Somewhere in Halland, August heard German voices behind him on the trail. A group of hikers, all heading toward Nordkapp, had found the same path through the Swedish landscape. August smiled and slowed down. After weeks of walking alone on quiet roads through Skåne — past empty houses where everyone was at work, through landscapes where no one stopped — it felt like the countryside had finally opened up. More trees, less asphalt, and now people to share the road with. The hardest stretch was behind him.
August Helgesson was 24 years old when he left Skåne in mid-April 2022 with a pack on his back. The goal: walk the length of Sweden, south to north, finishing with the Gröna bandet trail through the Jämtland mountains. By late September, he was done. Six months on foot.

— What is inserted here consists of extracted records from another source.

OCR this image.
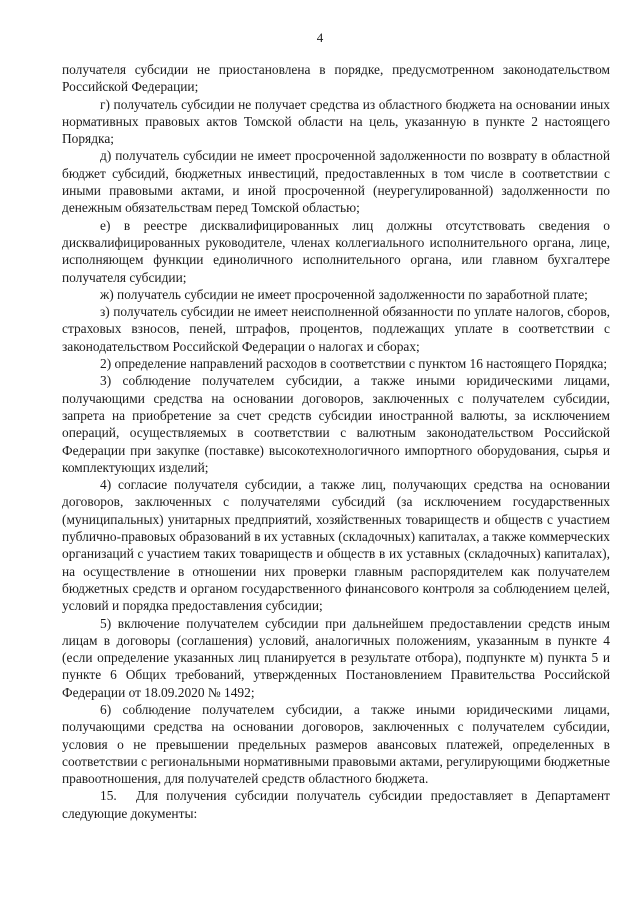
4

получателя субсидии не приостановлена в порядке, предусмотренном законодательством Российской Федерации;

г) получатель субсидии не получает средства из областного бюджета на основании иных нормативных правовых актов Томской области на цель, указанную в пункте 2 настоящего Порядка;

д) получатель субсидии не имеет просроченной задолженности по возврату в областной бюджет субсидий, бюджетных инвестиций, предоставленных в том числе в соответствии с иными правовыми актами, и иной просроченной (неурегулированной) задолженности по денежным обязательствам перед Томской областью;

е) в реестре дисквалифицированных лиц должны отсутствовать сведения о дисквалифицированных руководителе, членах коллегиального исполнительного органа, лице, исполняющем функции единоличного исполнительного органа, или главном бухгалтере получателя субсидии;

ж) получатель субсидии не имеет просроченной задолженности по заработной плате;

з) получатель субсидии не имеет неисполненной обязанности по уплате налогов, сборов, страховых взносов, пеней, штрафов, процентов, подлежащих уплате в соответствии с законодательством Российской Федерации о налогах и сборах;

2) определение направлений расходов в соответствии с пунктом 16 настоящего Порядка;

3) соблюдение получателем субсидии, а также иными юридическими лицами, получающими средства на основании договоров, заключенных с получателем субсидии, запрета на приобретение за счет средств субсидии иностранной валюты, за исключением операций, осуществляемых в соответствии с валютным законодательством Российской Федерации при закупке (поставке) высокотехнологичного импортного оборудования, сырья и комплектующих изделий;

4) согласие получателя субсидии, а также лиц, получающих средства на основании договоров, заключенных с получателями субсидий (за исключением государственных (муниципальных) унитарных предприятий, хозяйственных товариществ и обществ с участием публично-правовых образований в их уставных (складочных) капиталах, а также коммерческих организаций с участием таких товариществ и обществ в их уставных (складочных) капиталах), на осуществление в отношении них проверки главным распорядителем как получателем бюджетных средств и органом государственного финансового контроля за соблюдением целей, условий и порядка предоставления субсидии;

5) включение получателем субсидии при дальнейшем предоставлении средств иным лицам в договоры (соглашения) условий, аналогичных положениям, указанным в пункте 4 (если определение указанных лиц планируется в результате отбора), подпункте м) пункта 5 и пункте 6 Общих требований, утвержденных Постановлением Правительства Российской Федерации от 18.09.2020 № 1492;

6) соблюдение получателем субсидии, а также иными юридическими лицами, получающими средства на основании договоров, заключенных с получателем субсидии, условия о не превышении предельных размеров авансовых платежей, определенных в соответствии с региональными нормативными правовыми актами, регулирующими бюджетные правоотношения, для получателей средств областного бюджета.

15. Для получения субсидии получатель субсидии предоставляет в Департамент следующие документы:
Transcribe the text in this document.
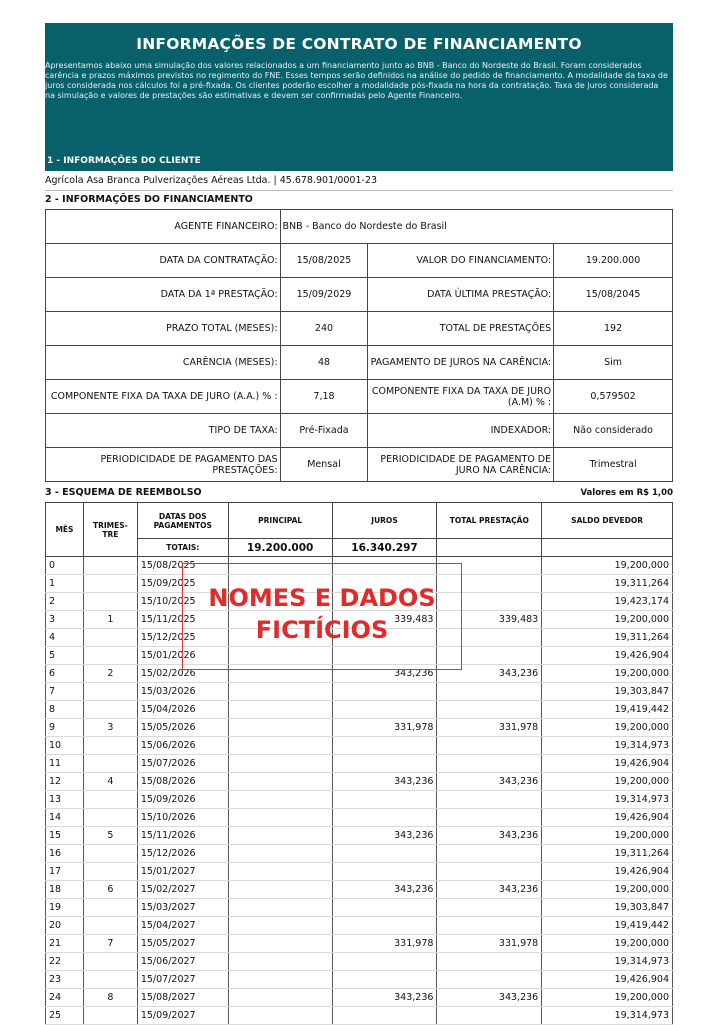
INFORMAÇÕES DE CONTRATO DE FINANCIAMENTO

Apresentamos abaixo uma simulação dos valores relacionados a um financiamento junto ao BNB - Banco do Nordeste do Brasil. Foram considerados carência e prazos máximos previstos no regimento do FNE. Esses tempos serão definidos na análise do pedido de financiamento. A modalidade da taxa de juros considerada nos cálculos foi a pré-fixada. Os clientes poderão escolher a modalidade pós-fixada na hora da contratação. Taxa de juros considerada na simulação e valores de prestações são estimativas e devem ser confirmadas pelo Agente Financeiro.

1 - INFORMAÇÕES DO CLIENTE
Agrícola Asa Branca Pulverizações Aéreas Ltda. | 45.678.901/0001-23
2 - INFORMAÇÕES DO FINANCIAMENTO
AGENTE FINANCEIRO:	BNB - Banco do Nordeste do Brasil		
DATA DA CONTRATAÇÃO:	15/08/2025	VALOR DO FINANCIAMENTO:	19.200.000
DATA DA 1ª PRESTAÇÃO:	15/09/2029	DATA ÚLTIMA PRESTAÇÃO:	15/08/2045
PRAZO TOTAL (MESES):	240	TOTAL DE PRESTAÇÕES	192
CARÊNCIA (MESES):	48	PAGAMENTO DE JUROS NA CARÊNCIA:	Sim
COMPONENTE FIXA DA TAXA DE JURO (A.A.) % :	7,18	COMPONENTE FIXA DA TAXA DE JURO (A.M) % :	0,579502
TIPO DE TAXA:	Pré-Fixada	INDEXADOR:	Não considerado
PERIODICIDADE DE PAGAMENTO DAS PRESTAÇÕES:	Mensal	PERIODICIDADE DE PAGAMENTO DE JURO NA CARÊNCIA:	Trimestral
3 - ESQUEMA DE REEMBOLSO	Valores em R$ 1,00
MÊS	TRIMES-TRE	DATAS DOS PAGAMENTOS	PRINCIPAL	JUROS	TOTAL PRESTAÇÃO	SALDO DEVEDOR
		TOTAIS:	19.200.000	16.340.297		
0		15/08/2025				19,200,000
1		15/09/2025				19,311,264
2		15/10/2025				19,423,174
3	1	15/11/2025		339,483	339,483	19,200,000
4		15/12/2025				19,311,264
5		15/01/2026				19,426,904
6	2	15/02/2026		343,236	343,236	19,200,000
7		15/03/2026				19,303,847
8		15/04/2026				19,419,442
9	3	15/05/2026		331,978	331,978	19,200,000
10		15/06/2026				19,314,973
11		15/07/2026				19,426,904
12	4	15/08/2026		343,236	343,236	19,200,000
13		15/09/2026				19,314,973
14		15/10/2026				19,426,904
15	5	15/11/2026		343,236	343,236	19,200,000
16		15/12/2026				19,311,264
17		15/01/2027				19,426,904
18	6	15/02/2027		343,236	343,236	19,200,000
19		15/03/2027				19,303,847
20		15/04/2027				19,419,442
21	7	15/05/2027		331,978	331,978	19,200,000
22		15/06/2027				19,314,973
23		15/07/2027				19,426,904
24	8	15/08/2027		343,236	343,236	19,200,000
25		15/09/2027				19,314,973
NOMES E DADOS
FICTÍCIOS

The foundation was already there
The groundwork had been laid long before. As a child he spent time outdoors with his family — short trips on weekends, nothing dramatic. Then he joined the Scouts at six or seven, and got the full outdoor experience: fires, tents, camps. Through secondary school came shorter hiking trips with friends. His dad and sister took him on Jämtlandsleden, and in 2019 a Scout expedition through the Jämtland mountains gave him a week largely on his own. That feeling — being out there, completely self-reliant — stuck.
As August put it: "The foundation is already there. What you do on a long trail is really just do a week-long trip over and over again."